Allgrove or "Triple A" syndrome is characterized by alacrima, achalasia, and adrenocorticotropic hormone-resistant adrenal insufficiency, as well as central and peripheral nervous system involvement. Patients demonstrate heterogeneity with regard to their age of symptom onset, disease severity, and nature of clinical symptoms. Neurophysiological testing has also shown variability ranging from: motor neuron disease with prominent bulbar involvement, motor-predominant neuropathy, or sensorimotor polyneuropathy with axonal or mixed axonal and demyelinating features. We report an 11-year-old boy who presented with neurological symptoms of progressive spasticity and peripheral neuropathy. His neurophysiological testing confirmed a sensorimotor polyneuropathy with axonal and demyelinating features. Exome sequencing identified compound heterozygote variants in the gene. We summarize the neurophysiological findings in him and 29 other patients with Allgrove syndrome where nerve conduction study findings were available thereby providing a review of the heterogeneity in neurophysiological findings that have been reported in this rare disorder.

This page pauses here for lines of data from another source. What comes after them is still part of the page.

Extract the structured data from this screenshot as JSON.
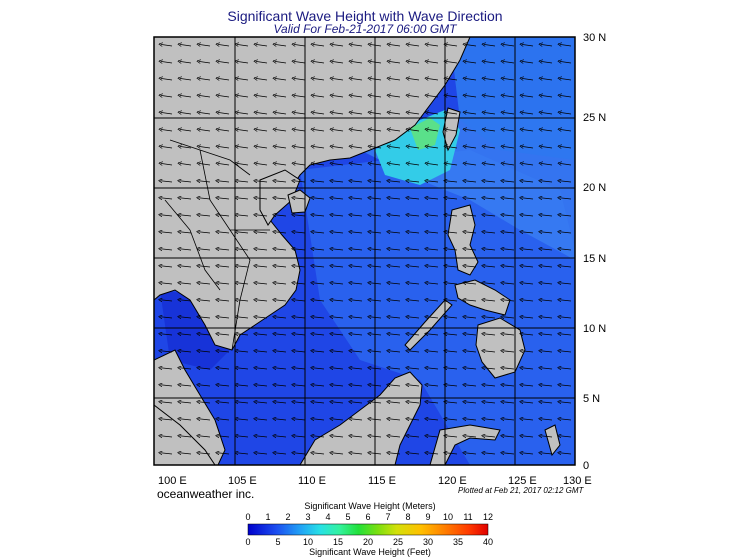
{
  "title": "Significant Wave Height with Wave Direction",
  "subtitle": "Valid For Feb-21-2017 06:00 GMT",
  "credit": "oceanweather inc.",
  "plotted": "Plotted at Feb 21, 2017 02:12 GMT",
  "map": {
    "lon_labels": [
      "100 E",
      "105 E",
      "110 E",
      "115 E",
      "120 E",
      "125 E",
      "130 E"
    ],
    "lat_labels": [
      "30 N",
      "25 N",
      "20 N",
      "15 N",
      "10 N",
      "5 N",
      "0"
    ],
    "colors": {
      "land": "#c0c0c0",
      "sea_deep": "#1f3fe0",
      "sea_mid": "#2a6ef0",
      "sea_light": "#3a95f5",
      "sea_cyan": "#33d6e8",
      "sea_green": "#5be07a",
      "grid": "#000000"
    }
  },
  "colorbar": {
    "title_top": "Significant Wave Height (Meters)",
    "title_bottom": "Significant Wave Height (Feet)",
    "meters_ticks": [
      "0",
      "1",
      "2",
      "3",
      "4",
      "5",
      "6",
      "7",
      "8",
      "9",
      "10",
      "11",
      "12"
    ],
    "feet_ticks": [
      "0",
      "5",
      "10",
      "15",
      "20",
      "25",
      "30",
      "35",
      "40"
    ]
  }
}
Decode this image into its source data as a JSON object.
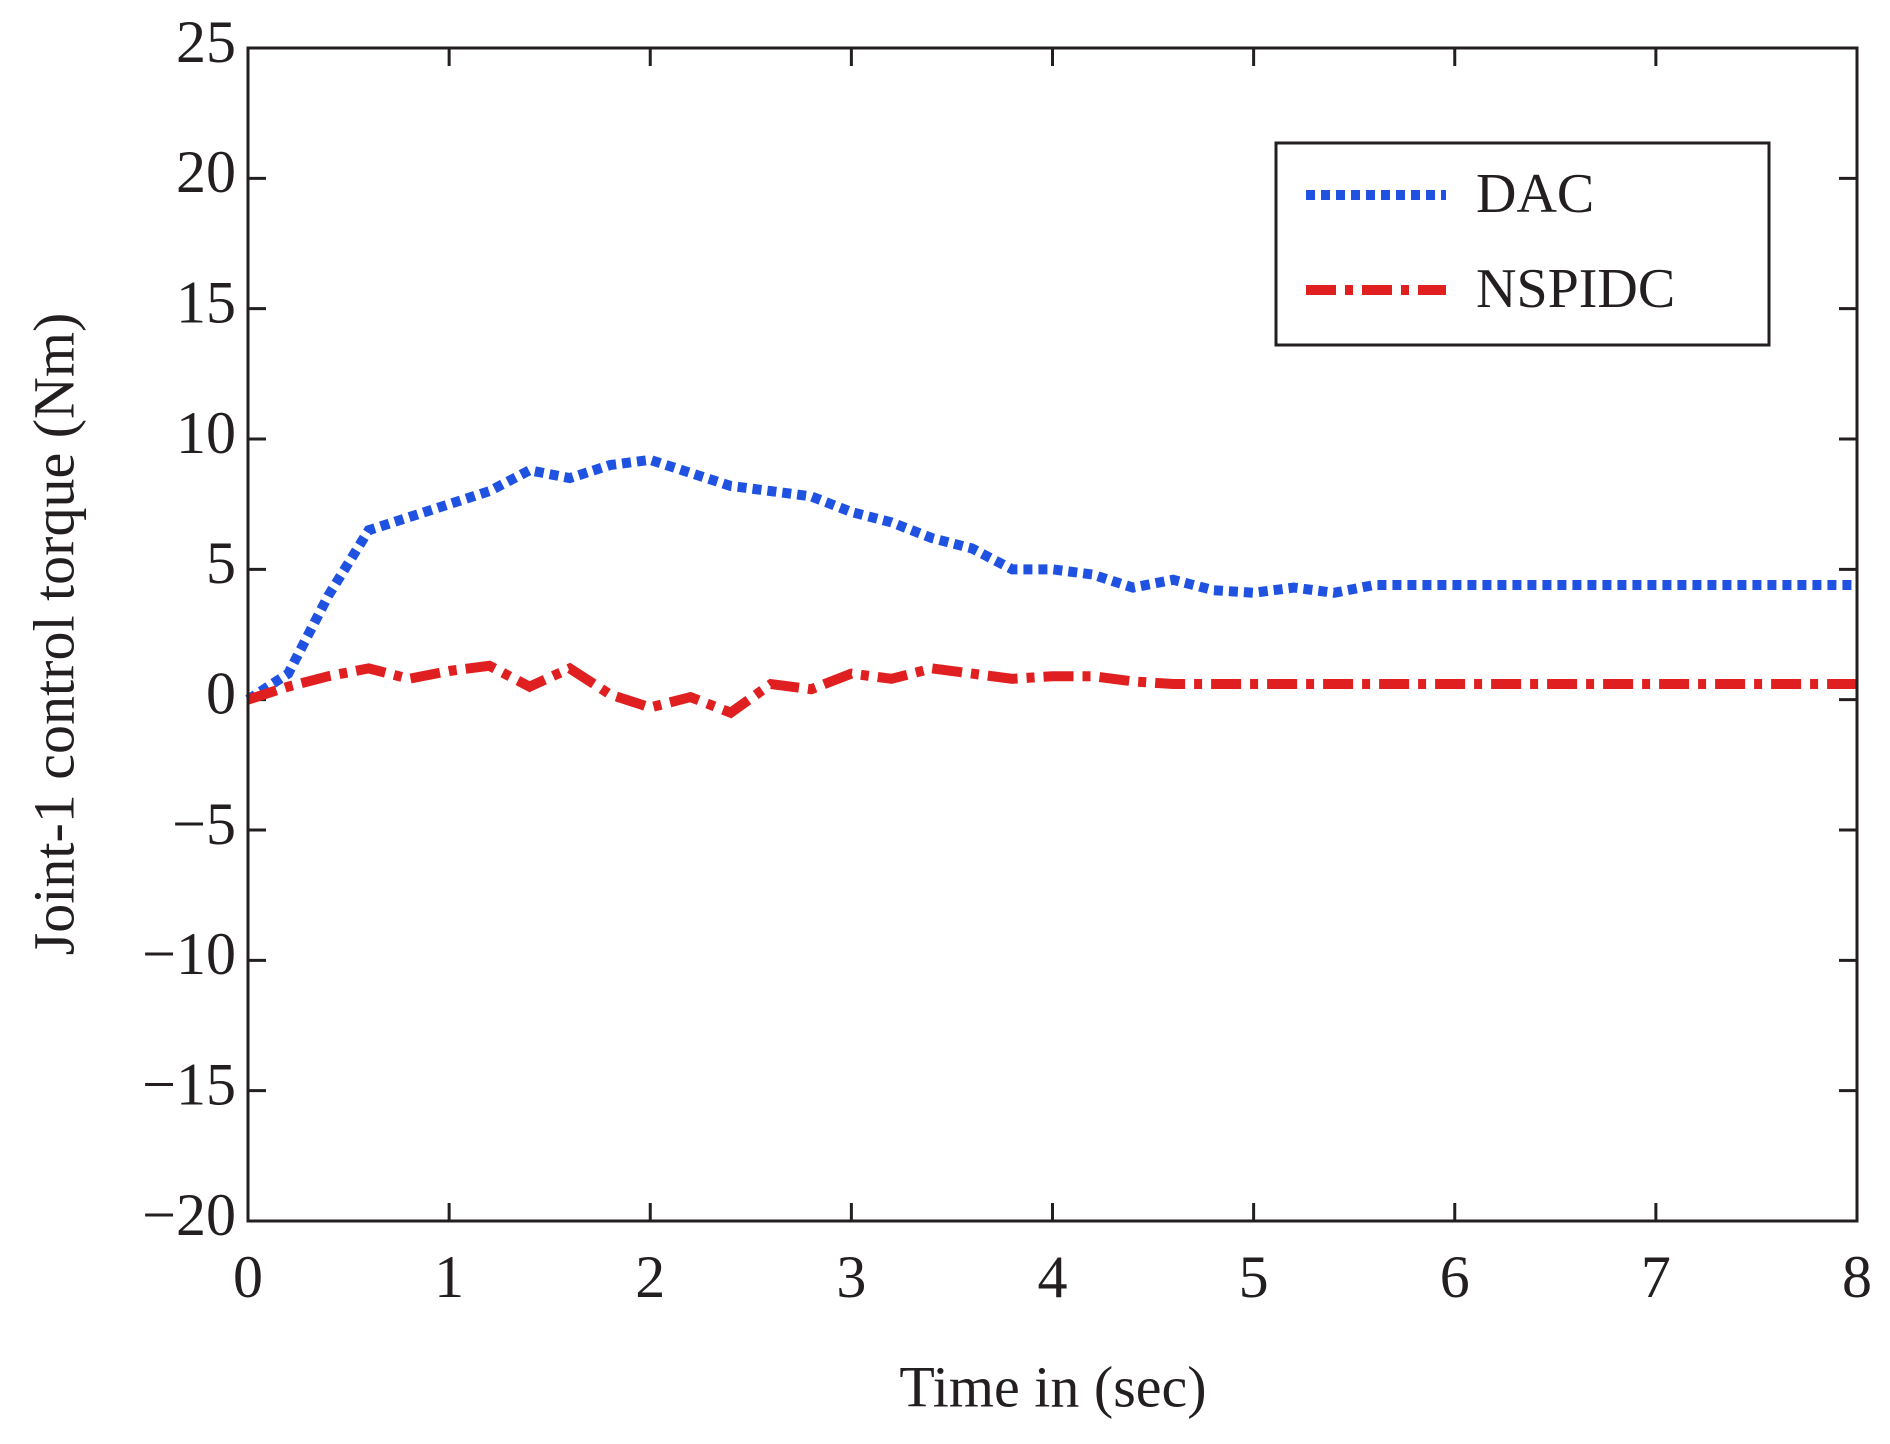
{
  "chart_data": {
    "type": "line",
    "xlabel": "Time in (sec)",
    "ylabel": "Joint-1 control torque (Nm)",
    "x": [
      0,
      0.2,
      0.4,
      0.6,
      0.8,
      1.0,
      1.2,
      1.4,
      1.6,
      1.8,
      2.0,
      2.2,
      2.4,
      2.6,
      2.8,
      3.0,
      3.2,
      3.4,
      3.6,
      3.8,
      4.0,
      4.2,
      4.4,
      4.6,
      4.8,
      5.0,
      5.2,
      5.4,
      5.6,
      5.8,
      6.0,
      6.4,
      6.8,
      7.2,
      7.6,
      8.0
    ],
    "series": [
      {
        "name": "DAC",
        "color": "#1f52e0",
        "dash": "dotted",
        "values": [
          0,
          1,
          4,
          6.5,
          7,
          7.5,
          8,
          8.8,
          8.5,
          9,
          9.2,
          8.7,
          8.2,
          8,
          7.8,
          7.2,
          6.8,
          6.2,
          5.8,
          5,
          5,
          4.8,
          4.3,
          4.6,
          4.2,
          4.1,
          4.3,
          4.1,
          4.4,
          4.4,
          4.4,
          4.4,
          4.4,
          4.4,
          4.4,
          4.4
        ]
      },
      {
        "name": "NSPIDC",
        "color": "#e02020",
        "dash": "dashdot",
        "values": [
          0,
          0.5,
          0.9,
          1.2,
          0.8,
          1.1,
          1.3,
          0.5,
          1.2,
          0.2,
          -0.3,
          0.1,
          -0.5,
          0.6,
          0.4,
          1.0,
          0.8,
          1.2,
          1.0,
          0.8,
          0.9,
          0.9,
          0.7,
          0.6,
          0.6,
          0.6,
          0.6,
          0.6,
          0.6,
          0.6,
          0.6,
          0.6,
          0.6,
          0.6,
          0.6,
          0.6
        ]
      }
    ],
    "xlim": [
      0,
      8
    ],
    "xticks": [
      0,
      1,
      2,
      3,
      4,
      5,
      6,
      7,
      8
    ],
    "ylim": [
      -20,
      25
    ],
    "yticks": [
      {
        "value": -20,
        "label": "−20"
      },
      {
        "value": -15,
        "label": "−15"
      },
      {
        "value": -10,
        "label": "−10"
      },
      {
        "value": -5,
        "label": "−5"
      },
      0,
      5,
      10,
      15,
      20,
      25
    ],
    "grid": false,
    "legend": "upper right"
  }
}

奥尔格罗夫综合征或“三 A”综合征的特征为无泪、贲门失弛缓症、促肾上腺皮质激素抵抗性肾上腺功能不全,以及中枢和周围神经系统受累。患者在症状出现年龄、疾病严重程度和临床症状性质方面表现出异质性。神经生理学检测也显示出变异性,范围包括:以延髓受累为主的运动神经元病、以运动为主的神经病,或具有轴索性或轴索与脱髓鞘混合特征的感觉运动性多神经病。我们报告一名11岁男孩,他出现进行性痉挛和周围神经病变的神经症状。他的神经生理学检测证实为具有轴索和脱髓鞘特征的感觉运动性多神经病。外显子组测序在该基因中鉴定出复合杂合子变异。我们总结了他以及其他29例有神经传导研究结果的奥尔格罗夫综合征患者的神经生理学发现,从而对这种罕见疾病中已报道的神经生理学发现的异质性进行综述。